Husband Material (London Calling #2)
Alexis Hall
I’VE NEVER SEEN THE POINT of hen parties. Though given my experiences of garden parties, dinner parties, and fancy dress parties, it might be that I just don’t like parties in general. Which, in retrospect, might explain why I spent so much of my party-boy years being miserable and hating myself. Personal growth. I was nailing it.
I was also nailing Bridge’s hen do. Or rather her non-gender-specific bird do, because she was never going to want her big prewedding bash to exclude half her friends. Also, since she’d made me her maid of honour, it would have meant excluding myself, which would have been weird. Even if, on some level, I might secretly have preferred an evening at home with my amazing barrister boyfriend.
My amazing barrister boyfriend who still felt like an amazing barrister boyfriend after two whole years.
My amazing barrister boyfriend who—on account of the amazing barrister part rather than the boyfriend part—was currently running late.
So there I was in the roped-off VIP area of an affordably swanky cocktail bar wearing a crocheted vulva hat. A bespoke crocheted vulva hat I’d commissioned from one of Bridge’s friends when I realised that bachelorette-party genital merch skewed strongly in the direction of all penis all the time.
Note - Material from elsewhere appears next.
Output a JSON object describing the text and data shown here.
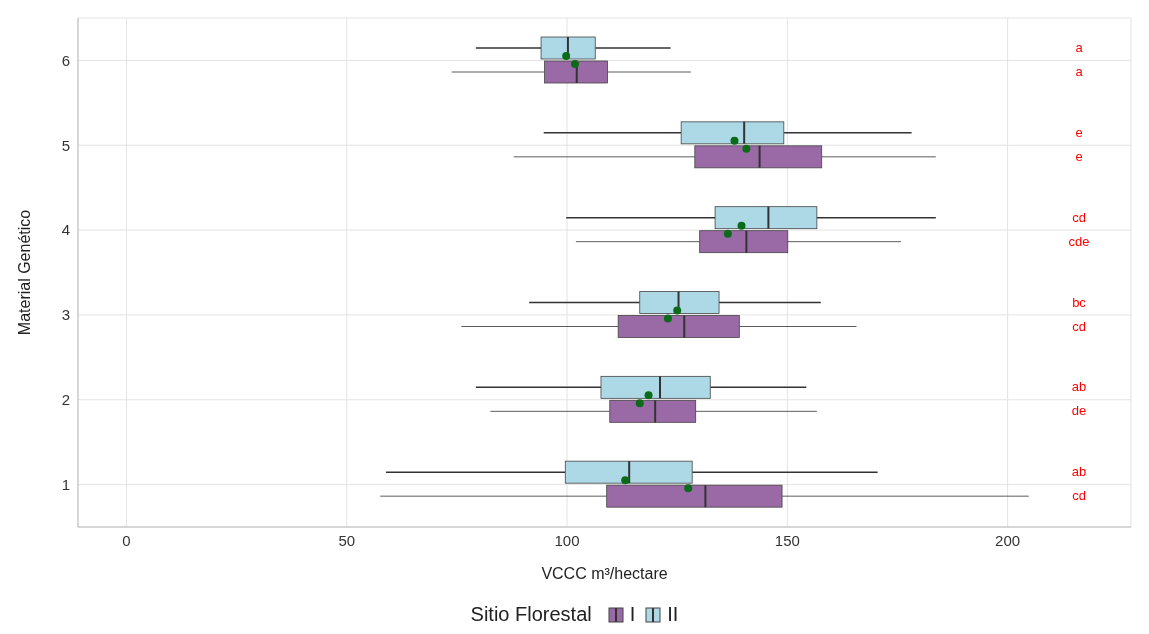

And, obviously, I could have just not had genitalia-themed decor at all, but then it wouldn’t have been a proper non-gender-specific bird do and that would have made Bridge sad. And making Bridge sad was something I wanted to avoid both in my capacity as maid of honour and in my capacity as her, y’know, friend.
James Royce-Royce plucked a dong-shaped lolly from the dong-shaped lolly jar. It was the first time I’d seen him, or his husband James Royce-Royce, without their newly adopted son in months.
Their newly adopted son who they had, inevitably, named James.
Although to avoid confusion, they just called him Baby J. “I must say, Luc,” he said. “I’m a little offended that you went with commercially produced phallic sweeties rather than asking for my contribution.”
Bernadette May, a relatively famous cookery book writer who Bridge had gone through so many work-related disasters with that they’d become friends out of sheer necessity, smouldered dismissively from across the table. She was one of those people who could smoulder at anything—and usually did. “That’s because your contribution would probably be a real horse’s penis rolled in saffron and finished with gold leaf.”
“Whereas yours,” retorted James Royce-Royce, “would be a Victoria sponge topped with marzipan willies.”
“Which is why”—I pulled my vulva more tightly over my head—“I asked neither of you. This is our night to celebrate Bridget, not for you two to have a schlong-themed cook-off.”
Bridge was sitting beside me, wearing a penis hat and, like all of the guests, a T-shirt that, owing to a miscommunication on the phone with the printers, read Bridge’s Bitches No Oliver I Think It’s Fine We’re Using It in the Reclaimed Sense and Anyway It’s Too Late to Change.
“Actually,” she said, “I think a schlong-themed cook-off would have been pretty cool.”
“Nongendered-genitalia-themed cook-off,” said Priya. “I’m not going home to my girlfriends and telling them that I went to a phallocentric baking event.”
Girlfriends, plural, was a new-enough development in Priya’s life that it had messed up Bridge’s seating plan. She and Theresa were still making it work, but an experimental threesome over Christmas had turned into a much less experimental set of regular hookups, which had turned into a solid official relationship just as I was helping Bridge address the invitations.
“You know,” I told her, “Theresa and Andi would both have been super welcome. I made spare T-shirts for them and everything.”
Priya gave a dismissive shrug. “Yeah, but the truly great thing about being in a throuple is that your partners can keep each other company instead of having to come to shit like this where they have to pretend to like your arsehole friends.”
I winced. “Can we remember that not everybody here knows everybody else, so calling people arseholes might come across the wrong way?”
“It’s fine.” That was Jennifer, who was sitting in her husband’s lap sipping a cocktail through a perfectly ordinary straw, thank you very much. “Brian talks like that all the time.”
“Then again,” said Peter from underneath her, “Brian is kind of an arsehole himself.”
Bridget spread her arms wide in an effort to encompass the entire group. “How about we accept that I love you arseholes and leave it at that.”
“Thinking about it”—James Royce-Royce was still inspecting his untouched phallic lolly—“we should probably have had arsehole-themed decorations as well.”
I glowered at him. “How about we definitely shouldn’t. My search history is incriminating enough as it is.”
“Is it, though?” Priya was giving me an I-think-not look. “You and Oliver practically live together. I bet your search history is nothing but ‘how to make vegan jam’ and ‘scenic walks near Clerkenwell.’”
Scarily, non-gender-specific bird do aside, that was pretty accurate. “You can’t possibly know that.”
“Last week,” said Priya in a devastating monotone, “you emailed me to ask my opinion on a table lamp.”